ProtoTypical > Cipião Numantino (…): Não chega a ser tanga, uma vez que o sentido de humor pressupõe argúcia e clarividência - e todos sabemos o quão falta de arcaboiço intelectual é essa chusma. No limite, entrincheiram-se na certeza de que, reconhecendo o colapso do projecto Marxista, seriam obrigados a dissolver os seus partidos e, consequentemente, a arranjar emprego como qualquer outro cidadão. Ora, acredita que, de tão trapaceiros e parasitários, esses seres se encontram dispostos a abdicar de tão lautos pecúlios e tão diversas regalias? O meu caro o reconhece, a princípio, acerca da sinistra e racista personagem: «enfarda mensalmente cerca de 3.500 mocas à pala dos desgraçados mártires dos contribuintes sempre de calças na mão (...).» O resto explica-se pela inoperância - ou indiferença - do comum cidadão, que teima em não chamar a si a responsabilidade pelo seu destino (julgo que seja esse o motivo que, no seio da sociedade Portuguesa, mais continua a contribuir para sustentar o ideário da Esquerda).
A reacção de Santos Silva é sintomática do baixo nível da casta que nos (des)governa: não apenas pelo timing, mas ainda mais pelo oportunismo que lhe subjaz. Pronuncia-se agora e não antes, pois agora e não antes a queda de Maduro parece inevitável; como tal, o Governo Português procura lavar as mãos e ostentar uma face pró-Democracia (apesar de, no fundo, não a possuir). E pronuncia-se agora sem algum dia se ter pronunciado sobre o regime de Eduardo dos Santos, o que demonstra o quão cúmplice Santos Silva tem sido, ao longo dos anos, de alguns dos mais sanguinários modelos políticos em existência: como Eduardo dos Santos nunca tombou, o seu tempo nunca se esgotou verdadeiramente. Constata-se, assim, que Costa, Centeno e Santos Silva são criaturas intermutáveis e não mais do que várias faces de uma mesma moeda.

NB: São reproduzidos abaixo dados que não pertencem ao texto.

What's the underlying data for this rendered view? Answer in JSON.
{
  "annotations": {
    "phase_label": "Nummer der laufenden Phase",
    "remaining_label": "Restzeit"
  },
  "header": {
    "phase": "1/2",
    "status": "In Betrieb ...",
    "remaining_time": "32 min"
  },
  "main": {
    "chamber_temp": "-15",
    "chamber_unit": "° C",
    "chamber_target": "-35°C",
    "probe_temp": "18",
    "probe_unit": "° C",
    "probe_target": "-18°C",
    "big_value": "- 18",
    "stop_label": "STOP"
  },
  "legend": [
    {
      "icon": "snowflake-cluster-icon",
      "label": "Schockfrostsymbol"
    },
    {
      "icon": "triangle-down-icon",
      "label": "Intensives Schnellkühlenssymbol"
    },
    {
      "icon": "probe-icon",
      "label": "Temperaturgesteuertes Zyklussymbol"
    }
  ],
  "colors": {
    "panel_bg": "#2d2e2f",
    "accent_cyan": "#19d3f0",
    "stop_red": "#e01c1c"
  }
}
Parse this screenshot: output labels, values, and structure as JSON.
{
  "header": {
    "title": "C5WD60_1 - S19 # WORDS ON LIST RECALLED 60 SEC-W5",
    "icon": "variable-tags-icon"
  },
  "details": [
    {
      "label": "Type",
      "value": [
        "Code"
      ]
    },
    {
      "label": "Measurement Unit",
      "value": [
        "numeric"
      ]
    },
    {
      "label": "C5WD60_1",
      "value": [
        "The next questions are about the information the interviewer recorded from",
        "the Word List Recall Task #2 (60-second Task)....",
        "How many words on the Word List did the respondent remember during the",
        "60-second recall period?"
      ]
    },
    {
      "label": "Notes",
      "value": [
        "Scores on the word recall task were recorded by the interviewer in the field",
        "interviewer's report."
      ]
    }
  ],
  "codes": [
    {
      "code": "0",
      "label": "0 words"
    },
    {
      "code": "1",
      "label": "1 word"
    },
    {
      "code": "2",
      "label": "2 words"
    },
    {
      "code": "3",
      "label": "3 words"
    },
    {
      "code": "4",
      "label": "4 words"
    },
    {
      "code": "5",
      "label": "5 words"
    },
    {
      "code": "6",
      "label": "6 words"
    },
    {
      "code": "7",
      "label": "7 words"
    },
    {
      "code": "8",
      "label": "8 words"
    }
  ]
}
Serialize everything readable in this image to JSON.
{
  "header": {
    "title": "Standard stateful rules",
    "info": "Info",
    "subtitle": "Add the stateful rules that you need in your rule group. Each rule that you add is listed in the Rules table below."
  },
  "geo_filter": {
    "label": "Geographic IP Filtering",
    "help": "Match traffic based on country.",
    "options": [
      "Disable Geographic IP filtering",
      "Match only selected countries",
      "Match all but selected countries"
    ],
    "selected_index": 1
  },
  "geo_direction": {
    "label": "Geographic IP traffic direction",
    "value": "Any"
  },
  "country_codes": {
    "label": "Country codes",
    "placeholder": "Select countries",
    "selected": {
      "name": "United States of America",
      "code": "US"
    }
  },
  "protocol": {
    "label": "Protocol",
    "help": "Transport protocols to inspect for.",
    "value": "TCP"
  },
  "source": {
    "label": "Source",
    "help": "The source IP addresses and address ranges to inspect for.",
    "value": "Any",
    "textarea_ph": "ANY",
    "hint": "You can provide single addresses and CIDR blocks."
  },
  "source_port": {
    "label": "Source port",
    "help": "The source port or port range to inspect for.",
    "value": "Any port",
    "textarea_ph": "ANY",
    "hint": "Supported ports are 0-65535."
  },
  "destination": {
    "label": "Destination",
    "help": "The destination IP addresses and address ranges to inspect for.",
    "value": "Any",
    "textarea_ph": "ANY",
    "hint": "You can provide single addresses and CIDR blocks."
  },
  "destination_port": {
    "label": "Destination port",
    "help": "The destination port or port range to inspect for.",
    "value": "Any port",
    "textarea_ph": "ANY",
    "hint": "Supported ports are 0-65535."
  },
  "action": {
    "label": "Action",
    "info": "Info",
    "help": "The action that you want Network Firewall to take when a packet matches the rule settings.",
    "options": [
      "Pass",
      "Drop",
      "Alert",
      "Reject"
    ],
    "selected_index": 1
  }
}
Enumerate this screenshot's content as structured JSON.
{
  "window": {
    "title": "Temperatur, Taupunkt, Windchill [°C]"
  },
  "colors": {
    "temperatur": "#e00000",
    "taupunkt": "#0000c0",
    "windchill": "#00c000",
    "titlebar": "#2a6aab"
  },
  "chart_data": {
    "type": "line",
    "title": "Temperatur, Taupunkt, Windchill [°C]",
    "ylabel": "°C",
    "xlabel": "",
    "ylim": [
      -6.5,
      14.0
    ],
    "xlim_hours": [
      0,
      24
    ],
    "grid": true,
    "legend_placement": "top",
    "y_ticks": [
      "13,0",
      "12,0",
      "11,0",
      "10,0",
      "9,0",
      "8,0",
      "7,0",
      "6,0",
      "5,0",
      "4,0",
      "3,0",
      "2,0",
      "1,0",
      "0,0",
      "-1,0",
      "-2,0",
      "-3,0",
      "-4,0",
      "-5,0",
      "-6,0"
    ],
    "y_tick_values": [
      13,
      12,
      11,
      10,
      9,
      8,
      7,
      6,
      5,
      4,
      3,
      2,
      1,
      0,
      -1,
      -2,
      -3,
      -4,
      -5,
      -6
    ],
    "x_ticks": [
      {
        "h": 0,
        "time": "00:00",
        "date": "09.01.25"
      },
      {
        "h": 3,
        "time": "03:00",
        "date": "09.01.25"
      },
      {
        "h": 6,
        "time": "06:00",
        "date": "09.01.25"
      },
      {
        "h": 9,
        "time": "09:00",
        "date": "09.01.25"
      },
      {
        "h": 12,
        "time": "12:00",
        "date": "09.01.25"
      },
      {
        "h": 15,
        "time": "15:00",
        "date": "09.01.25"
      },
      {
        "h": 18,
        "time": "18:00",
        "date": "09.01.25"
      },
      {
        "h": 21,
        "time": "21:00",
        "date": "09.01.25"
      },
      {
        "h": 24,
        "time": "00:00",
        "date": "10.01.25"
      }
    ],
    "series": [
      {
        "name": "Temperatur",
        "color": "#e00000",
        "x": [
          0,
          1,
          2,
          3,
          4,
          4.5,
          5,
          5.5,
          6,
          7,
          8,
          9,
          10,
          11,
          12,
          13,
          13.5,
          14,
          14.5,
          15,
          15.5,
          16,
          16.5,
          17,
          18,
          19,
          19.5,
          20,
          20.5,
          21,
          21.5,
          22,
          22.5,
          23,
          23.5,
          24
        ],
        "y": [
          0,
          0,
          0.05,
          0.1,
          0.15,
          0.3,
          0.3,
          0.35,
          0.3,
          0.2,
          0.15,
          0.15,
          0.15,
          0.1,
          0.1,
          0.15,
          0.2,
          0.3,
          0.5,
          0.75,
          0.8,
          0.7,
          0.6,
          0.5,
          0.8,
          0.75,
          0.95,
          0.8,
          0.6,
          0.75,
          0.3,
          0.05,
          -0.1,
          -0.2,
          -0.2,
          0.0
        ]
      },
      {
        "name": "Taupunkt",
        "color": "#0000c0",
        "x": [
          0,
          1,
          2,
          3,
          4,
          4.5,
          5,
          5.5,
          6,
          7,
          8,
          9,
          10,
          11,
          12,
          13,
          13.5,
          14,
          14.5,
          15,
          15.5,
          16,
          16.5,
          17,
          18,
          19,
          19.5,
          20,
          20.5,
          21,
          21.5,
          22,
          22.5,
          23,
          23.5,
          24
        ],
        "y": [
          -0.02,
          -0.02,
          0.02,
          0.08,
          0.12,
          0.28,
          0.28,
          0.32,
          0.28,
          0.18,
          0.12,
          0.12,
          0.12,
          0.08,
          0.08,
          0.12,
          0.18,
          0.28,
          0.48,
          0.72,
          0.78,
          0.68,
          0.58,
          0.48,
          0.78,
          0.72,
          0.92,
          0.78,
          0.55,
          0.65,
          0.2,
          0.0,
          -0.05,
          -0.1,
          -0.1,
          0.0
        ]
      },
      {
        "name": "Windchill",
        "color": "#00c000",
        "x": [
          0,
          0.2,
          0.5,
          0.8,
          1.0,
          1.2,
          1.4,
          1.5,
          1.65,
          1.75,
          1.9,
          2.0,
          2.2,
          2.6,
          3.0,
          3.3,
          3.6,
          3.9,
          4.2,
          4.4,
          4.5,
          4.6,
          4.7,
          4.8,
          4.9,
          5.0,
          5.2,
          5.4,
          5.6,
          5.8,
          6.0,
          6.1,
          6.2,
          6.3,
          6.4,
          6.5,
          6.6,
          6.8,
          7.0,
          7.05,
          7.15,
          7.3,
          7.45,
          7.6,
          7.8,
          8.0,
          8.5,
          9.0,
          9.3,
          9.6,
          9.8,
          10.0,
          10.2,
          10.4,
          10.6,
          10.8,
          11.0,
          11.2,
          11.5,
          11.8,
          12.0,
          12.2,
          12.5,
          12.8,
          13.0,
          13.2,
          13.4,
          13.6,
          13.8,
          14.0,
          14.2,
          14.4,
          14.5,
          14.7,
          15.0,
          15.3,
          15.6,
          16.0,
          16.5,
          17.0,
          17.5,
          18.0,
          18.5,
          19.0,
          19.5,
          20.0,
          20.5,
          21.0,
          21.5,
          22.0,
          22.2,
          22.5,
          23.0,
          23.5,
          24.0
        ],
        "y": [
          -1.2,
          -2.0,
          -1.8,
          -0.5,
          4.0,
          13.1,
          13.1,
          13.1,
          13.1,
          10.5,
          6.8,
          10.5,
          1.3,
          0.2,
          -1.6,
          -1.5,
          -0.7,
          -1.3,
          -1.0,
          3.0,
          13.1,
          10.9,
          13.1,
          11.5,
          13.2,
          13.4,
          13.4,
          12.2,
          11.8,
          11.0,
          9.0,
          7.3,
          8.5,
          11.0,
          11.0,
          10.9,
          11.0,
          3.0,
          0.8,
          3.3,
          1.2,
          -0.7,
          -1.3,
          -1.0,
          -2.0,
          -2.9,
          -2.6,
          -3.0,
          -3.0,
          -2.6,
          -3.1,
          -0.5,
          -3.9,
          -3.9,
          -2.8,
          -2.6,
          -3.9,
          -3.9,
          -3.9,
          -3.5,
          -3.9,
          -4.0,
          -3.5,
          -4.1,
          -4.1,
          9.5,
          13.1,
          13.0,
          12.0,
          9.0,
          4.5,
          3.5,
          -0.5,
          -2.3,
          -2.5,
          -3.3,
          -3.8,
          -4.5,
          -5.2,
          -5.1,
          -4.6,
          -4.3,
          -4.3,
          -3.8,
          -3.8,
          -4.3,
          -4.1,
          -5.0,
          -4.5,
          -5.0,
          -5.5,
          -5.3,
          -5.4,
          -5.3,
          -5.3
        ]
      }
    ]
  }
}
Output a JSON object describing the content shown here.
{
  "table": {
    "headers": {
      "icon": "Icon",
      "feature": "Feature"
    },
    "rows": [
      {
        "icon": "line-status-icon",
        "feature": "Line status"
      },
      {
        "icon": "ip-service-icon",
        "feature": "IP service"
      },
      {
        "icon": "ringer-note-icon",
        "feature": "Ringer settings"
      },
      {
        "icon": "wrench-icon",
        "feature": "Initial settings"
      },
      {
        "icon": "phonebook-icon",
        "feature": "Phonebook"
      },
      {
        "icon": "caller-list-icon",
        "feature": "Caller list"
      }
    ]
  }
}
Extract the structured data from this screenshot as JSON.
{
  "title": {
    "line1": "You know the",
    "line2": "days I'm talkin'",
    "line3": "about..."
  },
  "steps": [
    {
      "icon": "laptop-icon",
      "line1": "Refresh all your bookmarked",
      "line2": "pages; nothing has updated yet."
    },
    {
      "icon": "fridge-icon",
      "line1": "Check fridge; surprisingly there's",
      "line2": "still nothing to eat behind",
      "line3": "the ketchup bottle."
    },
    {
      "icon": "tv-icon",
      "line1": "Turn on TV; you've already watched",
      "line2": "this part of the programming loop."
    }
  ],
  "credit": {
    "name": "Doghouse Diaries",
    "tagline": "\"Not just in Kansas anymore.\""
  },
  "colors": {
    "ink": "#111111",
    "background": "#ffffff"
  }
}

José Carlos Lourenço: Crónica imperdível, pela ironia ácida, forma e substância. E o enigma dirigido a Costa do "nunca conseguimos apurar se é mais deficitário na língua ou no carácter", a propósito da cor da pele do sujeito, é a cereja no cimo do bolo. Talvez a cor da pele mais apropriada do estadista seja "cor de burro a fugir" !!